De Isidoro de Sevilha




Isidoro de Sevilha atrasou-me as boas intenções que tinha de descanso noturno. Cismada há semanas com essa criatura, dia a dia descubro mais alguma coisa. Hoje, numa amálgama de pensamentos que à primeira vista pareciam caóticos e sem nexo, surge-me de repente a luz brilhante desse pensador andaluz.

A etimologia teve uma consistência toda especial durante a Idade Média, uma espécie de “busca persistente da transparência da palavra”. Entre os que, naquela época, se interessavam e dedicavam a essa parte da gramática, Santo Isidoro foi um dos mais importantes – muito do que pensou e viu está reunido em sua obra “Etimologias”, vinte livros dedicados a cada um dos campos do conhecimento. Isidoro escreve sobre basicamente tudo. A medicina é um dos campos a que mais dedica a sua atenção, oferecendo descrições minuciosas de doenças, tratamentos, instrumentos; mas Isidoro fala também de pássaros, construção de estradas e edifícios, moda, mobiliário, naves, meditações teológicas... Tão versátil e abrangente que o Vaticano aceitou a sugestão e declarou-o, em 2000, santo padroeiro dos internautas.

A linguagem ocupa-lhe parte substancial, mais como alumbramento do que como convenção. Por entre os excertos que leio, fiapos do santo, percebo que Isidoro sabe que a palavra nos alerta para o verdadeiro sentido da vida.
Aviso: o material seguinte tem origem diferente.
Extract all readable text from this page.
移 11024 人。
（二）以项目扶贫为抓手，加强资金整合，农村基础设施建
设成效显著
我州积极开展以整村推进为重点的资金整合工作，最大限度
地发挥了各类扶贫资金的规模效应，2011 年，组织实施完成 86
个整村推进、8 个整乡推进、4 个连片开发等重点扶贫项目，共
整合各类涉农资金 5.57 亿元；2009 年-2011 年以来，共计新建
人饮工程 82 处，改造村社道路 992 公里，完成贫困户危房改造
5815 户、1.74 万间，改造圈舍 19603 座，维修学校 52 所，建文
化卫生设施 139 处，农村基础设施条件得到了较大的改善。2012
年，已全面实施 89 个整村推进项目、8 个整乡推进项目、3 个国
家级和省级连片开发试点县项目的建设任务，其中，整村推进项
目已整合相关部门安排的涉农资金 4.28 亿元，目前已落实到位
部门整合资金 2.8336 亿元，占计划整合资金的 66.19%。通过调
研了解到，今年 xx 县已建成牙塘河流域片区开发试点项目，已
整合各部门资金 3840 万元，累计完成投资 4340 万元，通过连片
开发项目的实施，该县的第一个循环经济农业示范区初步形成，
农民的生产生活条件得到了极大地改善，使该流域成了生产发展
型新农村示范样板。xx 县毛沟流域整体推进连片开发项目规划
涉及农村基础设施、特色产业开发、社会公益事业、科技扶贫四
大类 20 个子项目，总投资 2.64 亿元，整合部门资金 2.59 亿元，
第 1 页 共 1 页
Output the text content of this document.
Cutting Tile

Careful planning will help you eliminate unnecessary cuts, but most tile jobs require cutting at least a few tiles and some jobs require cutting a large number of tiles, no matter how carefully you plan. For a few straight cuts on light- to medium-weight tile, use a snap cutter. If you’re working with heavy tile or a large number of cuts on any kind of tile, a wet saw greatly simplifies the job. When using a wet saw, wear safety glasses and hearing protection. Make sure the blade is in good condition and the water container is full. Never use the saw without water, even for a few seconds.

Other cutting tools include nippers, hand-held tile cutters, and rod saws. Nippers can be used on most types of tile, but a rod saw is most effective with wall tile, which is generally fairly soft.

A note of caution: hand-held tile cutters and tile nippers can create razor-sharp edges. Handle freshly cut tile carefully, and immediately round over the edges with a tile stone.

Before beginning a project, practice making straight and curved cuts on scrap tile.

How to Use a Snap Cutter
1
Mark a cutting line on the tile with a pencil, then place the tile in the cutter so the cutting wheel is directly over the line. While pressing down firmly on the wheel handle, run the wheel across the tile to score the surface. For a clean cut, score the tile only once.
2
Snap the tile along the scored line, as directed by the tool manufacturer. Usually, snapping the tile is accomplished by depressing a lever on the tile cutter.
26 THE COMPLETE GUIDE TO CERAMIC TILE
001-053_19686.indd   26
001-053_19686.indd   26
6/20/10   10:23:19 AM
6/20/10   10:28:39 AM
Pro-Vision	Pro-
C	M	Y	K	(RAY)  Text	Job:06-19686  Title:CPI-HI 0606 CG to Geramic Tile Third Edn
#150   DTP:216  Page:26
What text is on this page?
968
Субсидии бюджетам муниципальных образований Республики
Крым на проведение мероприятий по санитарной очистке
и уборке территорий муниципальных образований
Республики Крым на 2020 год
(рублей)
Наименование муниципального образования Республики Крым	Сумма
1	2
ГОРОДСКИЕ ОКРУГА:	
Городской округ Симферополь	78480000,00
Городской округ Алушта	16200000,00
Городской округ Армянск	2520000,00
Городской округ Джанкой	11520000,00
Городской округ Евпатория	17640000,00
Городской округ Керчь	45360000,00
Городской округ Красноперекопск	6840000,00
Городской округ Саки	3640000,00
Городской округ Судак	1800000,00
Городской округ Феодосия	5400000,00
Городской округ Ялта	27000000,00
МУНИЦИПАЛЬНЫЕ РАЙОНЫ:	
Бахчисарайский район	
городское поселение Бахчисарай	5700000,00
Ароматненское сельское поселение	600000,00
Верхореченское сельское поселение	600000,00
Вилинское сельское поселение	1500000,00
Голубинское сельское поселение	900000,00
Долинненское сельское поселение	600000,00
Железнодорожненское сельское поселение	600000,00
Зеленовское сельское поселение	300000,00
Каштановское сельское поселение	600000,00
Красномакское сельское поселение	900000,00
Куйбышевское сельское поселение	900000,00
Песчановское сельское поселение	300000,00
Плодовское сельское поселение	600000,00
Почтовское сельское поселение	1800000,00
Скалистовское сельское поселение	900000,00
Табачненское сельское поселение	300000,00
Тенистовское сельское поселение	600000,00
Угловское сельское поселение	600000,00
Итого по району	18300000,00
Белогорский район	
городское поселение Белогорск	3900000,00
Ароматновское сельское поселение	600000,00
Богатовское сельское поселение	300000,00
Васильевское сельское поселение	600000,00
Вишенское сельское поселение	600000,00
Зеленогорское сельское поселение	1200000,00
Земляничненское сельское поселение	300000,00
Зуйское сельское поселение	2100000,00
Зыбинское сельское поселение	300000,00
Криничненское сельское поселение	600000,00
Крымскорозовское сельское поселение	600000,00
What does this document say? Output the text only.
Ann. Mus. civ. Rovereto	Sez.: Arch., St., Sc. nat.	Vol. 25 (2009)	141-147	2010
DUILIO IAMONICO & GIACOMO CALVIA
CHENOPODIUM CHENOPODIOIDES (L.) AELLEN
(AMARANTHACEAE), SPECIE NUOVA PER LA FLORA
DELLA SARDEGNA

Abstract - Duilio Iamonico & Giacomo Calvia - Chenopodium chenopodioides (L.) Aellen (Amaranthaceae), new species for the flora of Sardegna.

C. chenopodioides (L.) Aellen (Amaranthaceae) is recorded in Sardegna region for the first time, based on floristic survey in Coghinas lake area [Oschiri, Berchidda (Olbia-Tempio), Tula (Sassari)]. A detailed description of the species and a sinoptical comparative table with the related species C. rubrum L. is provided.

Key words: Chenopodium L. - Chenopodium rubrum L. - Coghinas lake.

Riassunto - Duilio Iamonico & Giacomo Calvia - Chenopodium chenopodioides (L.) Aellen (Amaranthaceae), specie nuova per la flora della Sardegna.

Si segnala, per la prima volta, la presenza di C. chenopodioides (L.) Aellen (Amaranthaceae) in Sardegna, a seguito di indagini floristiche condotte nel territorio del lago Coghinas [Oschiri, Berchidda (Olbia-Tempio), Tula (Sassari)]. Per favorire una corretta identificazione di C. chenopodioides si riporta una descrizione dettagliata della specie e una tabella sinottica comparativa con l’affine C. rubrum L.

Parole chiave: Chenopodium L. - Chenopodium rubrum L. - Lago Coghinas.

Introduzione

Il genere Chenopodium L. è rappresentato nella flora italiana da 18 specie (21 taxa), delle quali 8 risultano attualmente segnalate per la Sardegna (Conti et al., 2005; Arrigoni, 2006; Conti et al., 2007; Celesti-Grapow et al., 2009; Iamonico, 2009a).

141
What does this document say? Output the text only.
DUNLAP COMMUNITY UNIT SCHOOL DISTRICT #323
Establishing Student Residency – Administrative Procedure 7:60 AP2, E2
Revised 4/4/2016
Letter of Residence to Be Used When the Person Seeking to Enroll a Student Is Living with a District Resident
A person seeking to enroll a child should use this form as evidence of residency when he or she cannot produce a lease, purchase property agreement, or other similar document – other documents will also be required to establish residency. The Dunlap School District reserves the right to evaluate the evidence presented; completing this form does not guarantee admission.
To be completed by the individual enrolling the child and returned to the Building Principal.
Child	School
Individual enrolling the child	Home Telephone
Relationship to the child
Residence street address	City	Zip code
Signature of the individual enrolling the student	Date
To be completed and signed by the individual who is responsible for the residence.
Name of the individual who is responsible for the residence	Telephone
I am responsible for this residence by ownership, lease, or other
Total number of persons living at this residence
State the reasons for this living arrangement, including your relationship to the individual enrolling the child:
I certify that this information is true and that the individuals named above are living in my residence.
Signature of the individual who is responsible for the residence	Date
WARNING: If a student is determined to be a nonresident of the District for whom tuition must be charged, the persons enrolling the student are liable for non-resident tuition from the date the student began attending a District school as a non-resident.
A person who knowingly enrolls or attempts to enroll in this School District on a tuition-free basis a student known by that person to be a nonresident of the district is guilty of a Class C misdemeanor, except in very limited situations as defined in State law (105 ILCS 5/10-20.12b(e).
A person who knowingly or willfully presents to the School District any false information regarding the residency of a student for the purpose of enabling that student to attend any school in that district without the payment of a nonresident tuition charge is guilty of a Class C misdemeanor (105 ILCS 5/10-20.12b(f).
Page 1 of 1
Discorre, por exemplo, que ao dizermos “obrigado” demonstramos saber que a gratidão impõe vínculos entre as pessoas, sejam eles de retribuição ou de puro reconhecimento.

Por causa de Isidoro descobri, dia destes, que animi custos (“guardião da alma”) é a raiz primeira da palavra “amigo”. Ser amigo é exercício diário, às vezes um chamado insistente, daqueles que nos mantém acordados por horas em que sensatamente deveríamos dormir, impede-nos de comer quando a fome se insinua, retira-nos de repente do nosso movimento programado apenas porque é preciso, sem se explicar. Porém, acrescenta-nos: faz com que agradeçamos o poder guardar uma alma que precise de nós, e pensar nela mesma como nossa guardiã recíproca, porque o tempo passa e a vida muda, e tudo o que foi um dia voltará.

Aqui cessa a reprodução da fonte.